The lumpy pattern information received, agglomerate motion compensation difference and agglomerate deformation compensation residual value is loaded into present frame reconstructed module and is used for reconstructing current frame image by the second agglomerate cache module, agglomerate motion compensation feedback module and agglomerate deformation Compensation Feedback module respectively.
Second agglomerate interframe movement prediction module and the agglomerate motion prediction vectors of the second agglomerate interframe deformation prediction module and agglomerate deformation tendency parameter result of calculation load to the 3rd present frame reconstructed module the most respectively for reconstructing current frame image.Agglomerate motion prediction vectors and agglomerate deformation tendency parameter are also separately input to agglomerate interframe movement trend cache module and agglomerate interframe deformation tendency cache module by the second agglomerate interframe movement prediction module and the second agglomerate interframe deformation prediction module, in case occur packet loss, frame losing time can before frame trend continue reconstruct image.
Second agglomerate interframe movement prediction module and the second agglomerate interframe deformation prediction module the most constantly gather the two field picture reconstructing out, are output as sky at initial light with when cannot calculate motion or deformation tendency after gathering primitive frame image and the second two field picture.
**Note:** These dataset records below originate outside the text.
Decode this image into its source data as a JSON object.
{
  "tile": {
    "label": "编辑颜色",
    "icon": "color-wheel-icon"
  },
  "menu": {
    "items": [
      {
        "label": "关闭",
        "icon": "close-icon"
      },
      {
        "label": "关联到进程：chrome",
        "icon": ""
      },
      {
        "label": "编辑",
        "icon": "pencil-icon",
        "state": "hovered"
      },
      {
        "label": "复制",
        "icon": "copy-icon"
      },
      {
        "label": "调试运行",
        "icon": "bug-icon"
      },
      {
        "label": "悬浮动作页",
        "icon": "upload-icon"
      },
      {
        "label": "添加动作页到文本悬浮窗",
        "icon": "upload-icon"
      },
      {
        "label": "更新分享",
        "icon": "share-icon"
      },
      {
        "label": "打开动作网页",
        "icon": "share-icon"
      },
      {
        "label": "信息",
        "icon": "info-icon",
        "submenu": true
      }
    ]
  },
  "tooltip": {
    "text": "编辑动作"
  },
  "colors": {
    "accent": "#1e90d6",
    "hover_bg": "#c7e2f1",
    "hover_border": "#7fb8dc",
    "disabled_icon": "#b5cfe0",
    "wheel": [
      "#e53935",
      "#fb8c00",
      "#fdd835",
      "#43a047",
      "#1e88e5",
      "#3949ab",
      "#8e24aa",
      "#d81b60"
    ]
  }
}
The 3rd present frame reconstructed module in decoding unit first reads the primitive frame image in the second primitive frame memory module when reconstruct, read the lumpy pattern information in the second agglomerate cache module again, compensate residual value and carry out the picture of present frame by combining agglomerate motion prediction vectors and agglomerate deformation tendency and agglomerate motion compensation difference and agglomerate deformation and reconstruct and export.
The present invention is not limited to above-described embodiment, and the technical scheme of each embodiment above-mentioned of the present invention can form new technical scheme with combined crosswise each other, and the technical scheme that the most all employing equivalents are formed all falls within the protection domain of application claims.